それぞれの作品は短いけれども、最後にあっと言わせるオチが用意されていて、
なかなか読ませてくれます。この短いページ数で、このクオリティはさすが。
前に出て来た人物が、時代設定を変えて登場したりして、人物相関図を書きたく
なってしまいました。ネット検索すれば誰かが書いてくれてそうな(他力本願)。
8編もあるので一作ごとの感想は省略するけれど、お気に入りは冒頭第一話の
『白い修道士』、第三話の『歪んだ走姿』、第五話の『撫子の予言』、第八話
『交点の香り』辺りかな。
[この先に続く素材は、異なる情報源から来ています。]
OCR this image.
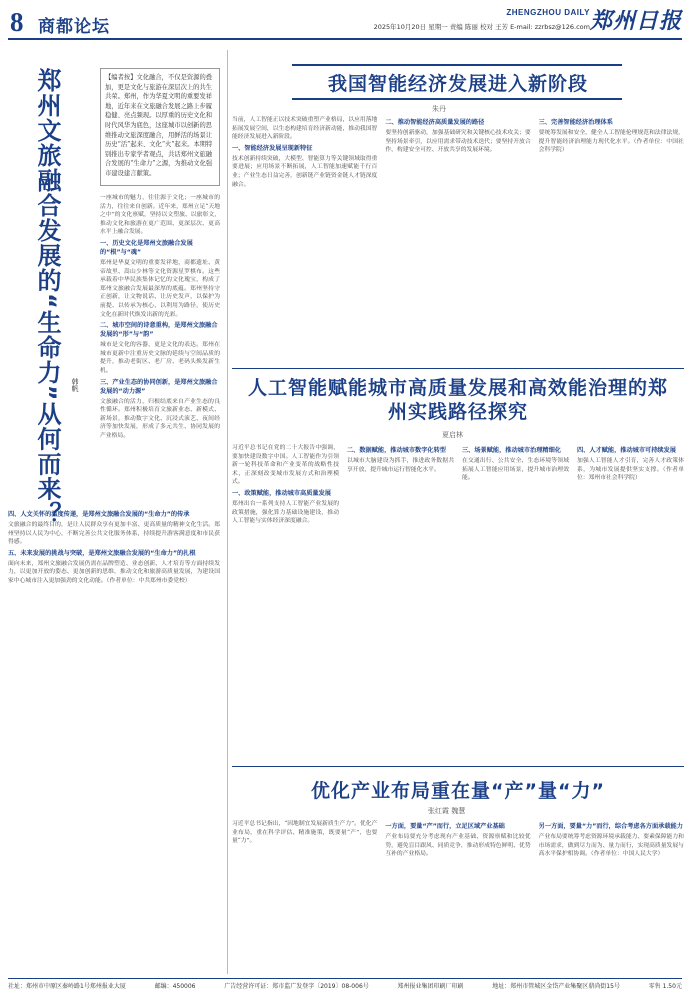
8 商都论坛
ZHENGZHOU DAILY
2025年10月20日 星期一 责编 陈丽 校对 王芳 E-mail: zzrbsz@126.com 郑州日报
郑州文旅融合发展的“生命力”从何而来？ 韩帆
【编者按】文化融合，不仅是资源的叠加，更是文化与旅游在深层次上的共生共荣。郑州，作为华夏文明的重要发祥地，近年来在文旅融合发展之路上步履稳健、亮点频现。以厚重的历史文化和时代风华为底色，这座城市以创新的思维推动文旅深度融合，用鲜活的场景让历史“活”起来、文化“火”起来。本期特别推出专家学者观点，共话郑州文旅融合发展的“生命力”之源，为推动文化强市建设建言献策。

一座城市的魅力，往往源于文化；一座城市的活力，往往来自创新。近年来，郑州立足“天地之中”的文化禀赋，坚持以文塑旅、以旅彰文，推动文化和旅游在更广范围、更深层次、更高水平上融合发展。

一、历史文化是郑州文旅融合发展的“根”与“魂”

郑州是华夏文明的重要发祥地，商都遗址、黄帝故里、嵩山少林等文化资源星罗棋布。这些承载着中华民族集体记忆的文化瑰宝，构成了郑州文旅融合发展最深厚的底蕴。郑州坚持守正创新，让文物说话、让历史发声，以保护为前提、以传承为核心、以利用为路径，使历史文化在新时代焕发出新的光彩。

二、城市空间的诗意重构，是郑州文旅融合发展的“形”与“韵”

城市是文化的容器，更是文化的表达。郑州在城市更新中注重历史文脉的延续与空间品质的提升，推动老街区、老厂房、老码头焕发新生机。

三、产业生态的协同创新，是郑州文旅融合发展的“动力源”

文旅融合的活力，归根结底来自产业生态的良性循环。郑州积极培育文旅新业态、新模式、新场景，推动数字文化、沉浸式演艺、夜间经济等加快发展，形成了多元共生、协同发展的产业格局。

四、人文关怀的温度传递，是郑州文旅融合发展的“生命力”的传承

文旅融合的最终目的，是让人民群众享有更加丰富、更高质量的精神文化生活。郑州坚持以人民为中心，不断完善公共文化服务体系，持续提升游客满意度和市民获得感。

五、未来发展的挑战与突破，是郑州文旅融合发展的“生命力”的扎根

面向未来，郑州文旅融合发展仍需在品牌塑造、业态创新、人才培育等方面持续发力，以更加开放的姿态、更加创新的思维，推动文化和旅游高质量发展，为建设国家中心城市注入更加强劲的文化动能。（作者单位：中共郑州市委党校）

我国智能经济发展进入新阶段
朱丹

当前，人工智能正以技术突破重塑产业格局，以应用落地拓展发展空间，以生态构建培育经济新动能，推动我国智能经济发展进入新阶段。

一、智能经济发展呈现新特征

技术创新持续突破，大模型、智能算力等关键领域取得重要进展；应用场景不断拓展，人工智能加速赋能千行百业；产业生态日益完善，创新链产业链资金链人才链深度融合。

二、推动智能经济高质量发展的路径

要坚持创新驱动，加强基础研究和关键核心技术攻关；要坚持场景牵引，以应用需求带动技术迭代；要坚持开放合作，构建安全可控、开放共享的发展环境。

三、完善智能经济治理体系

要统筹发展和安全，健全人工智能伦理规范和法律法规，提升智能经济治理能力现代化水平。（作者单位：中国社会科学院）

人工智能赋能城市高质量发展和高效能治理的郑州实践路径探究
夏启林

习近平总书记在党的二十大报告中强调，要加快建设数字中国。人工智能作为引领新一轮科技革命和产业变革的战略性技术，正深刻改变城市发展方式和治理模式。

一、政策赋能，推动城市高质量发展

郑州出台一系列支持人工智能产业发展的政策措施，强化算力基础设施建设，推动人工智能与实体经济深度融合。

二、数据赋能，推动城市数字化转型

以城市大脑建设为抓手，推进政务数据共享开放，提升城市运行智能化水平。

三、场景赋能，推动城市治理精细化

在交通出行、公共安全、生态环境等领域拓展人工智能应用场景，提升城市治理效能。

四、人才赋能，推动城市可持续发展

加强人工智能人才引育，完善人才政策体系，为城市发展提供坚实支撑。（作者单位：郑州市社会科学院）

优化产业布局重在量“产”量“力”
张红霞 魏慧

习近平总书记指出，“因地制宜发展新质生产力”。优化产业布局，重在科学评估、精准施策，既要量“产”，也要量“力”。

一方面，要量“产”而行，立足区域产业基础

产业布局要充分考虑现有产业基础、资源禀赋和比较优势，避免盲目跟风、同质竞争，推动形成特色鲜明、优势互补的产业格局。

另一方面，要量“力”而行，综合考虑各方面承载能力

产业布局要统筹考虑资源环境承载能力、要素保障能力和市场需求，做到尽力而为、量力而行，实现高质量发展与高水平保护相协调。（作者单位：中国人民大学）

社址：郑州市中原区秦岭路1号郑州报业大厦	邮编：450006	广告经营许可证：郑市监广发登字〔2019〕08-006号	郑州报业集团印刷厂印刷	地址：郑州市管城区金岱产业集聚区鼎尚街15号	零售 1.50元
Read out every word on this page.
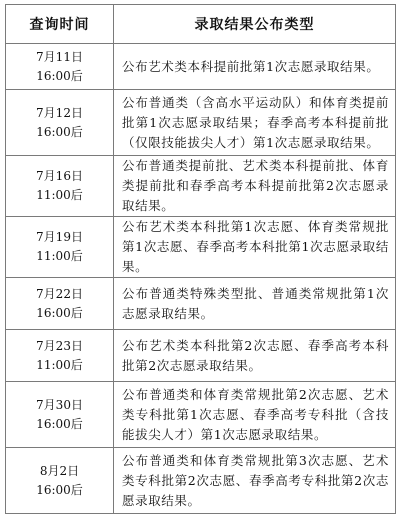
查询时间	录取结果公布类型

7月11日
16:00后	公布艺术类本科提前批第1次志愿录取结果。

7月12日
16:00后	公布普通类（含高水平运动队）和体育类提前批第1次志愿录取结果；春季高考本科提前批（仅限技能拔尖人才）第1次志愿录取结果。

7月16日
11:00后	公布普通类提前批、艺术类本科提前批、体育类提前批和春季高考本科提前批第2次志愿录取结果。

7月19日
11:00后	公布艺术类本科批第1次志愿、体育类常规批第1次志愿、春季高考本科批第1次志愿录取结果。

7月22日
16:00后	公布普通类特殊类型批、普通类常规批第1次志愿录取结果。

7月23日
11:00后	公布艺术类本科批第2次志愿、春季高考本科批第2次志愿录取结果。

7月30日
16:00后	公布普通类和体育类常规批第2次志愿、艺术类专科批第1次志愿、春季高考专科批（含技能拔尖人才）第1次志愿录取结果。

8月2日
16:00后	公布普通类和体育类常规批第3次志愿、艺术类专科批第2次志愿、春季高考专科批第2次志愿录取结果。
騙された、という意味では、第七話の『刃の行方』
捨てがたいけれど。
第一話の意味深な伏線が、八話に繋がっていたところには唸らされました。
こういう出会いがあったのかー。一話目は、ぶっきらぼうなキャラの孫が
思った以上に祖父母のことを思いやっているところにじーんと来ちゃいました。
三話の『歪んた~』は、自分の立場を捨ててまで、弱小駅伝部を救おうとした
監督の思いに胸が熱くなりました。結果として犯罪が暴かれることにもなったの
だけれど。この雁屋監督が、八話に出て来た守少年だったとは驚かされました。
五話の『撫子~』は、オチの木彫りの撫子の部分が好きだな。同棲しただけで、
入籍してもいないのにネームプレートの名字を変えるというのが解せなかったのだけど。
彼女の狙いを知って、納得。しかし、こんな名前の偶然あるんかい^^;
七話の『刃~』は、五木という名前に見覚えがあったのに、ああいう展開になったから
おかしいな、おかしいな、と思っていたのだけど・・・まさか、ああいうオチだとは。
ちなみに、五木は四話の『苦い確率』に出て来た丑倉組の営業部長。若い時は
いじめられていたんだねぇ・・・。
どの作品も、どれかの作品と人物のリンクがあるので、探しながら読むのも楽しい
かもしれません。ちょっと、頭の整理も必要かもだけど(え、私だけ?^^;)。